Fix pool timeout overrides, defaults, and retain_connections_max quota bug by vadv · Pull Request #139 · ozontech/pg_doorman

vadv · 2026-03-01T09:03:39Z

Summary

Fix: Pool-level server_lifetime and idle_timeout overrides were silently ignored — general values were always used instead. Fixed in 6 places across 3 pool creation contexts (static pools, auth_query shared pools, dynamic pools).
Fix: idle_timeout default was 300,000,000ms (83 hours) instead of 600,000ms (10 minutes), effectively disabling idle connection cleanup.
Fix: server_lifetime default changed from 5 minutes to 20 minutes. The old value (5 min) was shorter than idle_timeout (10 min), making idle_timeout permanently inert — server_lifetime killed every connection before it could be idle for 10 minutes.
Fix: retain_connections_max quota exhaustion caused remaining=0 which was treated as "unlimited" by retain_oldest_first(), causing pools processed after quota exhaustion to lose ALL idle connections in a single retain cycle.
Fix: idle_timeout = 0 closed connections after ~1ms instead of disabling idle timeout. Now 0 means disabled, consistent with server_lifetime = 0 and PgBouncer semantics.
Fix: idle_timeout had no per-connection jitter — all connections in a pool expired simultaneously after a traffic burst, causing synchronized mass closures. Now applies the same ±20% jitter as server_lifetime.
Fix: retain_connections_max quota was unfairly distributed — HashMap iteration order is deterministic within a process, so the same pool always consumed the entire quota while other pools starved. Fixed by shuffling pool iteration order each cycle.
Fix: Retain and replenish phases used separate get_all_pools() snapshots. If POOLS was atomically updated between them (config reload, dynamic pool GC), they operated on different pool sets. Fixed by using a single snapshot.
Fix: Doc comment for retain_connections_max incorrectly stated default as 0 (unlimited); actual default is 3.
Feature: default_min_pool_size for dynamic auth_query passthrough pools — minimum backend connections maintained per dynamic user pool. Prewarmed on first pool creation, replenished by retain cycle. GC skips pools with min_pool_size > 0 to prevent race condition with retain.
Infra: make generate target for regenerating reference configs and docs. Balanced CI test partitions (@rust-4).
Version: Bumped to 3.3.2 with changelog.

How `server_lifetime` and `idle_timeout` interact

Parameter	Default	Jitter	What it measures	When checked
`server_lifetime`	20 min	±20% per connection	Time since creation	At recycle (→ new connection for next client) AND at retain (→ close idle)
`idle_timeout`	10 min	±20% per connection	Time since last use	At retain only (→ close idle). 0 = disabled.

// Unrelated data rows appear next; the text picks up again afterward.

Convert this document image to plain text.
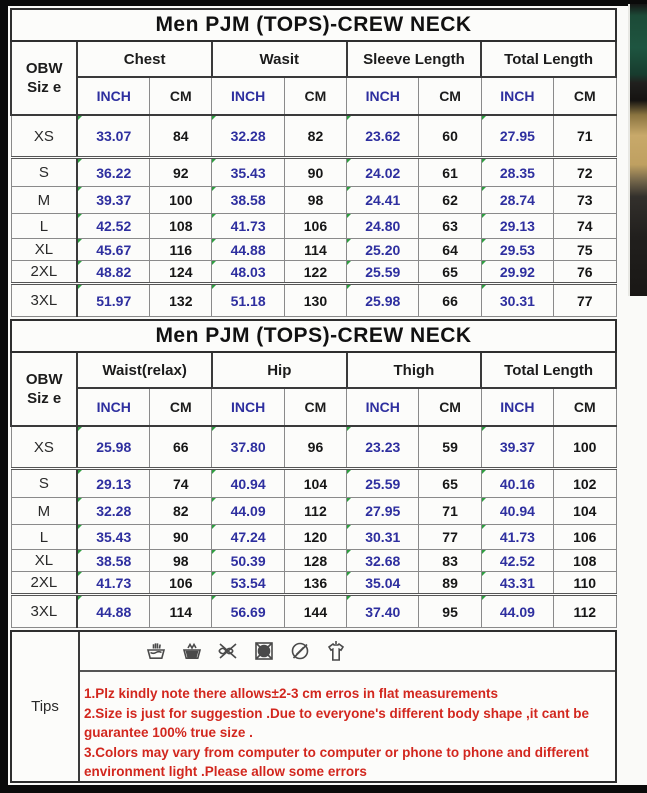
Men PJM (TOPS)-CREW NECK								
OBW
Siz e	Chest		Wasit		Sleeve Length		Total Length	
	INCH	CM	INCH	CM	INCH	CM	INCH	CM
XS	33.07	84	32.28	82	23.62	60	27.95	71
S	36.22	92	35.43	90	24.02	61	28.35	72
M	39.37	100	38.58	98	24.41	62	28.74	73
L	42.52	108	41.73	106	24.80	63	29.13	74
XL	45.67	116	44.88	114	25.20	64	29.53	75
2XL	48.82	124	48.03	122	25.59	65	29.92	76
3XL	51.97	132	51.18	130	25.98	66	30.31	77
Men PJM (TOPS)-CREW NECK								
OBW
Siz e	Waist(relax)		Hip		Thigh		Total Length	
	INCH	CM	INCH	CM	INCH	CM	INCH	CM
XS	25.98	66	37.80	96	23.23	59	39.37	100
S	29.13	74	40.94	104	25.59	65	40.16	102
M	32.28	82	44.09	112	27.95	71	40.94	104
L	35.43	90	47.24	120	30.31	77	41.73	106
XL	38.58	98	50.39	128	32.68	83	42.52	108
2XL	41.73	106	53.54	136	35.04	89	43.31	110
3XL	44.88	114	56.69	144	37.40	95	44.09	112
Tips

1.Plz kindly note there allows±2-3 cm erros in flat measurements

2.Size is just for suggestion .Due to everyone's different body shape ,it cant be guarantee 100% true size .

3.Colors may vary from computer to computer or phone to phone and different environment light .Please allow some errors
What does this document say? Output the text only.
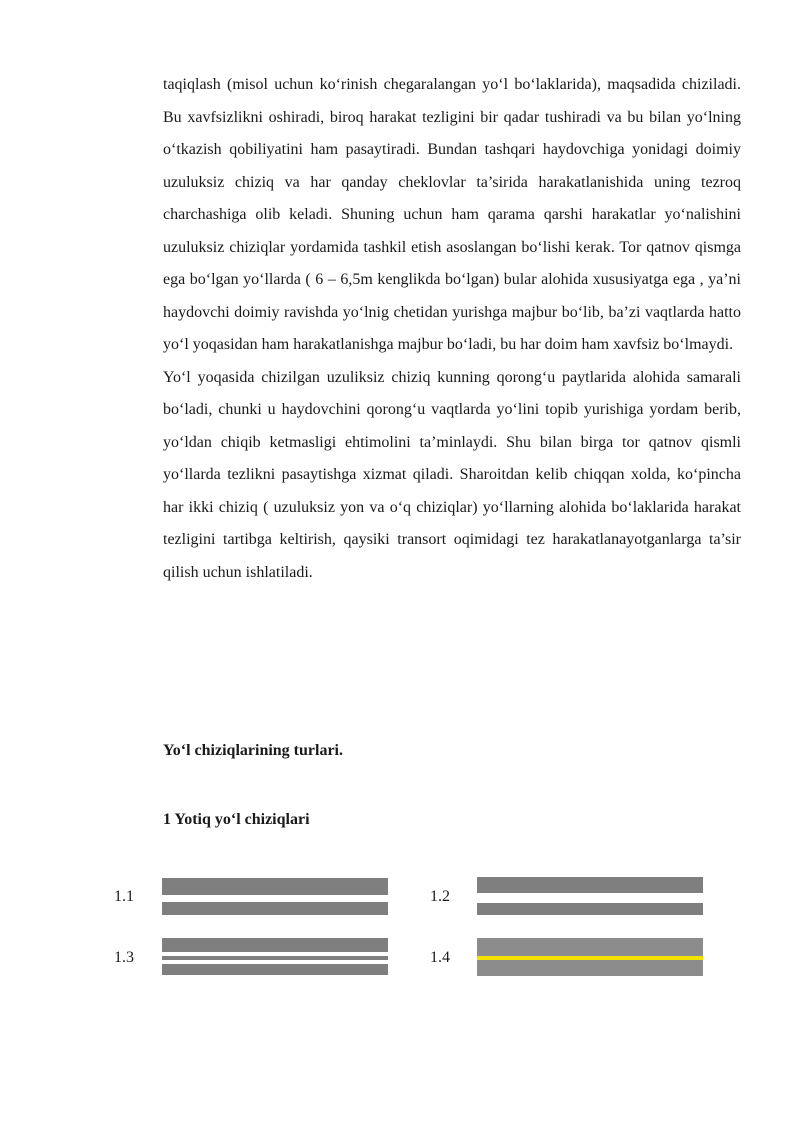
taqiqlash (misol uchun ko‘rinish chegaralangan yo‘l bo‘laklarida), maqsadida chiziladi. Bu xavfsizlikni oshiradi, biroq harakat tezligini bir qadar tushiradi va bu bilan yo‘lning o‘tkazish qobiliyatini ham pasaytiradi. Bundan tashqari haydovchiga yonidagi doimiy uzuluksiz chiziq va har qanday cheklovlar ta’sirida harakatlanishida uning tezroq charchashiga olib keladi. Shuning uchun ham qarama qarshi harakatlar yo‘nalishini uzuluksiz chiziqlar yordamida tashkil etish asoslangan bo‘lishi kerak. Tor qatnov qismga ega bo‘lgan yo‘llarda ( 6 – 6,5m kenglikda bo‘lgan) bular alohida xususiyatga ega , ya’ni haydovchi doimiy ravishda yo‘lnig chetidan yurishga majbur bo‘lib, ba’zi vaqtlarda hatto yo‘l yoqasidan ham harakatlanishga majbur bo‘ladi, bu har doim ham xavfsiz bo‘lmaydi.

Yo‘l yoqasida chizilgan uzuliksiz chiziq kunning qorong‘u paytlarida alohida samarali bo‘ladi, chunki u haydovchini qorong‘u vaqtlarda yo‘lini topib yurishiga yordam berib, yo‘ldan chiqib ketmasligi ehtimolini ta’minlaydi. Shu bilan birga tor qatnov qismli yo‘llarda tezlikni pasaytishga xizmat qiladi. Sharoitdan kelib chiqqan xolda, ko‘pincha har ikki chiziq ( uzuluksiz yon va o‘q chiziqlar) yo‘llarning alohida bo‘laklarida harakat tezligini tartibga keltirish, qaysiki transort oqimidagi tez harakatlanayotganlarga ta’sir qilish uchun ishlatiladi.

Yo‘l chiziqlarining turlari.
1 Yotiq yo‘l chiziqlari
1.1	1.2
1.3	1.4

With the new defaults (20m / 10m), each serves its purpose:

idle_timeout cleans up connections sitting idle after load drops (10 min ±20%)
server_lifetime rotates long-lived connections even under constant use (20 min ±20%)

Note: idle_timeout only applies to connections that have been used at least once. Prewarmed/replenished connections that were never checked out by a client have recycled=None and are not subject to idle_timeout — they live until server_lifetime expires.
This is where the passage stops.